Michel Deguy  poèmes et tombeau pour Yves BonnefoyTrois publications récentes de Michel Deguy : Poèmes et tombeau pour Yves Bonnefoy, aux éditions La Robe noire, dont cette « anthologie permanente » propose des extraits ; Divan amoureux, une anthologie singulière, aux éditions APIC ; et un essai (paru en novembre 2017) L’Envergure des comparses, Écologie et poétique, aux éditions Hermann, collection Le Bel Aujourd’hui.
Ballade des mourants

Frères migrants qui avec nous vivez
N'ayez les cœurs contre nous ennemis
Car si pitié de nous riches avez
Paix en aurait plus tard pour tous une chance
Vous nous voyez cy apeurés à millions d'imbéciles !
Quant à l'âme que trop avons pourrie
Elle est piéça avilie et haineuse
et nous les blancs, devenus irridiés et foudre
De notre mal personne ne s'acquitte
Mais prions l'inexorable que tous nous puisse aider
Si frères vous clamons pas n'en devez
avoir méfiance, quoique fûtes occis
par injustice. Toutefois vous savez
que tous hommes n'ont pas su l'adoption élire
Nous sommes mourants, âmes-sœurs délaissant,
Frères de sang ne sommes, sauf par hominicide...

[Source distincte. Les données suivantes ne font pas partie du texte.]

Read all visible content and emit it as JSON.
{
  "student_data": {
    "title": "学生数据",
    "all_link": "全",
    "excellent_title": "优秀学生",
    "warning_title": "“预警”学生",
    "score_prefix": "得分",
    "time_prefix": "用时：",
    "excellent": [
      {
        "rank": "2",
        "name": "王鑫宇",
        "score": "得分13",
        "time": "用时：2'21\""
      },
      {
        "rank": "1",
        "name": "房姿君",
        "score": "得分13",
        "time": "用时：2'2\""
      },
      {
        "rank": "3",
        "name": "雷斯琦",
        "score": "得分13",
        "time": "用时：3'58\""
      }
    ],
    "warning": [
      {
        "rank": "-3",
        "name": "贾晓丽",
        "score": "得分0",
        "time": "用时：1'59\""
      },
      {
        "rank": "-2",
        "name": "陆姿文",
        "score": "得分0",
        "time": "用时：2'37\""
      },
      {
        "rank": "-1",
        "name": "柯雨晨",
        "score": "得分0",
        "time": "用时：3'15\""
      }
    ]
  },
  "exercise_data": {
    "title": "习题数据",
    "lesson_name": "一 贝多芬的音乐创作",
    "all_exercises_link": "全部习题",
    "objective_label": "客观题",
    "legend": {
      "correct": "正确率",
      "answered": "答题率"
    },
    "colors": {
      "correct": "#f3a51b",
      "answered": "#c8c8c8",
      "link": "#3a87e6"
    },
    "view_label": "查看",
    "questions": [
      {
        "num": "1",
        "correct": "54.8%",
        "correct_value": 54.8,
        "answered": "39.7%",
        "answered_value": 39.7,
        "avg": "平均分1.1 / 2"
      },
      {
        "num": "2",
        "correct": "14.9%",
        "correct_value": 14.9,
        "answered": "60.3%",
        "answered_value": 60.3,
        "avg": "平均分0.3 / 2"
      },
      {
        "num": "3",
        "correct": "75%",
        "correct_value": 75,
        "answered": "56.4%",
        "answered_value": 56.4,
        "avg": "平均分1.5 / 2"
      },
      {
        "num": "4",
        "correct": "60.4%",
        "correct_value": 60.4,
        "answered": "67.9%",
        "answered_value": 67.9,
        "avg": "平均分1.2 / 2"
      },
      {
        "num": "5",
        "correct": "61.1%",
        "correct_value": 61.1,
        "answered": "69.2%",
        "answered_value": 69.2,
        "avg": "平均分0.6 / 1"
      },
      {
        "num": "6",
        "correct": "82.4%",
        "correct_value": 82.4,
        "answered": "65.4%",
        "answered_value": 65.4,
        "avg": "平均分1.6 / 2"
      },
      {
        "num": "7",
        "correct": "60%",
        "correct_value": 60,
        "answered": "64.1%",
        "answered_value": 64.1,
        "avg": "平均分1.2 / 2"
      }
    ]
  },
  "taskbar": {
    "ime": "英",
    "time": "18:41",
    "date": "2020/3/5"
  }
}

Comme frères adoptifs pourrions tenter de vivre
Laissant le rêve et le rêve du Rêve
Prions les dieux qu'ils se connaissent et se confondent
Nous nous reconnaissions sans nous connaître
C'était le temps des sages et des peuples
Or la science a changé le visage en faciès
Et sa reconnaissance en prosopognosie
Là où croît la menace aucun dieu ne croît plus
Mais prions l'être ni dieu ni moi, « suprêmes »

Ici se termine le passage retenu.